GCIH requires that you grasp Incident Handling concepts and be able to apply them in unfamiliar situations; a few questions mentioned specifics we definitely didn’t study, so trying to look them up would have been useless.

There will be some long outputs or logs to analyse and then answer a question about. Read the answers first, then you know what to keep an eye out for in the text! The other tricky area, was selecting one of two seemingly correct answers. Questions would often ask either how to monitor, or how to stop, a behaviour. Within the possible answers, there would be options to do either; getting it right means you have to have understood the specific request from the question. This seems obvious, but the wording of questions caught lots of us out; if you can’t decide between two actions then reread the question, rephrase it in your head if required.


All this experience and certification was designed to get people working in cyber security. We had interactions with potential employers throughout, with sponsors hosting evening talks and two career days involving lots of different companies.

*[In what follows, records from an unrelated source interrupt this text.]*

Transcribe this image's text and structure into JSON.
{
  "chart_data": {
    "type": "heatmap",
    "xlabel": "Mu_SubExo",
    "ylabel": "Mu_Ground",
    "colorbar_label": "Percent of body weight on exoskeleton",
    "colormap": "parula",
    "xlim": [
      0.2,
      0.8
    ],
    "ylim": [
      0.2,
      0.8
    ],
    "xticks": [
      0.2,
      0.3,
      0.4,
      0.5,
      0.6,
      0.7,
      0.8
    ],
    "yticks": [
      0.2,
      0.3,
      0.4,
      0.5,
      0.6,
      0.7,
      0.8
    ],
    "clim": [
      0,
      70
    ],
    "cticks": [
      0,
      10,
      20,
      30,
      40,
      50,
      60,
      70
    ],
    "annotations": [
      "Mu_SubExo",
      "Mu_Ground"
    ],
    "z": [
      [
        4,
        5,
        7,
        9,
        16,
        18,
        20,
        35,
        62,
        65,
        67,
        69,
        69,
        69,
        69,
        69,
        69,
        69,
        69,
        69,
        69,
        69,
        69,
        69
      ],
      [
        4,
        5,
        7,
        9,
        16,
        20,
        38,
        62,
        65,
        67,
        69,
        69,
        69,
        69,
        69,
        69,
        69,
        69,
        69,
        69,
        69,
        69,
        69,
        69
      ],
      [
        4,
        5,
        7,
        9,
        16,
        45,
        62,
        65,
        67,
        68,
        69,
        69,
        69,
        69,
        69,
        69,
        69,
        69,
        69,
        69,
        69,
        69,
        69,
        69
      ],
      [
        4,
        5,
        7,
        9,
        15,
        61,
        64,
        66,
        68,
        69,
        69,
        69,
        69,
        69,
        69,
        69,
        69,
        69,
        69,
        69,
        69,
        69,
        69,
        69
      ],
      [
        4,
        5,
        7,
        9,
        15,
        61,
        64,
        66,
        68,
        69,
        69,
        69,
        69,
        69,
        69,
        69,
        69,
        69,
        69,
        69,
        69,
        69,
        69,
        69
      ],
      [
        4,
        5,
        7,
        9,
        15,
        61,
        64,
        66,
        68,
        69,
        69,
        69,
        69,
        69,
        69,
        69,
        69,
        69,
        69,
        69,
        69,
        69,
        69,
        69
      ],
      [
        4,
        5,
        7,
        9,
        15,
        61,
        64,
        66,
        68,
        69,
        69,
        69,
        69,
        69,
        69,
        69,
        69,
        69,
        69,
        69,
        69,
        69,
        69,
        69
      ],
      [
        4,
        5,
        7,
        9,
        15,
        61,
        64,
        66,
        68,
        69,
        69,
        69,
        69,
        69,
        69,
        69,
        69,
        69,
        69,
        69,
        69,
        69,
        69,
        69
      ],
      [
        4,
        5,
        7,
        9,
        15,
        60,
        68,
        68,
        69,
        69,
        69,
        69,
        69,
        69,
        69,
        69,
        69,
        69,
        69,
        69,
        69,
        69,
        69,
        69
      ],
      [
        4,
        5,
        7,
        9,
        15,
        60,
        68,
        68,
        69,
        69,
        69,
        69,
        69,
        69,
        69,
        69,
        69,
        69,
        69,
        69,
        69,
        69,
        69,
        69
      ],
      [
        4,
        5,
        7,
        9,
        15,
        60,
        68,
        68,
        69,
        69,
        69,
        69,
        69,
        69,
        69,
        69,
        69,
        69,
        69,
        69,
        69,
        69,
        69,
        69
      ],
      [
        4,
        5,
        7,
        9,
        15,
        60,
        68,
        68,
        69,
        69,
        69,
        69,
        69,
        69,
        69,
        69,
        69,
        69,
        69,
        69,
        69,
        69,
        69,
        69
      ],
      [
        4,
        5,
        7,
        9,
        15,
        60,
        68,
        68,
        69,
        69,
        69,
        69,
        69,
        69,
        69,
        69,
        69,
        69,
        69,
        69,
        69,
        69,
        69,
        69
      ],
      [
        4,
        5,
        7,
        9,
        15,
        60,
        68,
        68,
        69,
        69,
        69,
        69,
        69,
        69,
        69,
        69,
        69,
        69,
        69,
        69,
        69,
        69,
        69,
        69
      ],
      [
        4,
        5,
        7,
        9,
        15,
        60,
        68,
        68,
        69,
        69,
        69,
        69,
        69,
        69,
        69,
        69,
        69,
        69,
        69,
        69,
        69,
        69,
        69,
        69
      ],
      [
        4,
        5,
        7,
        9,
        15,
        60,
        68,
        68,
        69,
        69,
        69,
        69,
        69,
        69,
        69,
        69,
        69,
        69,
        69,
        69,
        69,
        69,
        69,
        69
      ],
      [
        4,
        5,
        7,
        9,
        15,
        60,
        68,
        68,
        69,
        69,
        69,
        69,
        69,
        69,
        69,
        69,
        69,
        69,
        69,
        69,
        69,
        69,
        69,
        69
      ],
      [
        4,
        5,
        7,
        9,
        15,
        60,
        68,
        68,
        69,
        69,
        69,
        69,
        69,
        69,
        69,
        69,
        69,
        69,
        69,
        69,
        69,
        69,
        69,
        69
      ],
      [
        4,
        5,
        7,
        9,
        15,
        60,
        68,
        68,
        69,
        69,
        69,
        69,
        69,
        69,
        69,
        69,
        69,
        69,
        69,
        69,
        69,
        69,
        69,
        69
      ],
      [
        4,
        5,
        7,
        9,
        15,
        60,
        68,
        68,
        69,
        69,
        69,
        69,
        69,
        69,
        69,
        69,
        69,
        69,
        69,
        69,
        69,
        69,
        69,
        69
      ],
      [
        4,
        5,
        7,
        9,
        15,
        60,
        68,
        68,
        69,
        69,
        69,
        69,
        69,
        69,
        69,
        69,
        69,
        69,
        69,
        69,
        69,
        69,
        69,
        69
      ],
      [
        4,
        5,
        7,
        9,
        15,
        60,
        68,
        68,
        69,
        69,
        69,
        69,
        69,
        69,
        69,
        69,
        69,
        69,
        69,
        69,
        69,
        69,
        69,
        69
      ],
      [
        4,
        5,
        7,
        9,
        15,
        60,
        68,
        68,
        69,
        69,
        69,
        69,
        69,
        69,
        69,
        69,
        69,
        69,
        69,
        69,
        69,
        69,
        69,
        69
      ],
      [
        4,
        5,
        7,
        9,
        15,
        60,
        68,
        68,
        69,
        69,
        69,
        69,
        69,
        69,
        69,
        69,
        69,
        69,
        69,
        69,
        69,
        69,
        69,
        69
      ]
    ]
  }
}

The range of previous career experiences in our class was huge; we had a spectrum from people fresh out of college, to individuals who’d already been very successful in IT. Finding roles to fit every one of us was always going to be a tall order, and some of the employers came better prepared for the variety than others. The academy team did fantastically though, drawing in enough employers so that everyone had someone to talk to.

Personally I interviewed for three jobs during the academy and was offered four; I don’t expect I’ll have a 133% hit rate again, at any point! One of these was with a company I contacted personally, but all the offers were thanks to the training at the academy. The job titles offered proves the range of knowledge gained, they were: Attack Analyst; Penetration Tester; Security Engineer; Incident Handler.

Unfortunately, despite them all being exciting, none of the offers were quite right for me. I’ll admit to having some pretty specific aims for location in particular; it’ll remain this way for the rest of the year at least, sometimes you need to take a risk.

Post Academy

Looking back on the academy, it was 100% worth doing. If they run another and you’re interested in computers then apply; completing the academy will only make you better. I’m now back at my old workplace, applying my new knowledge wherever I can.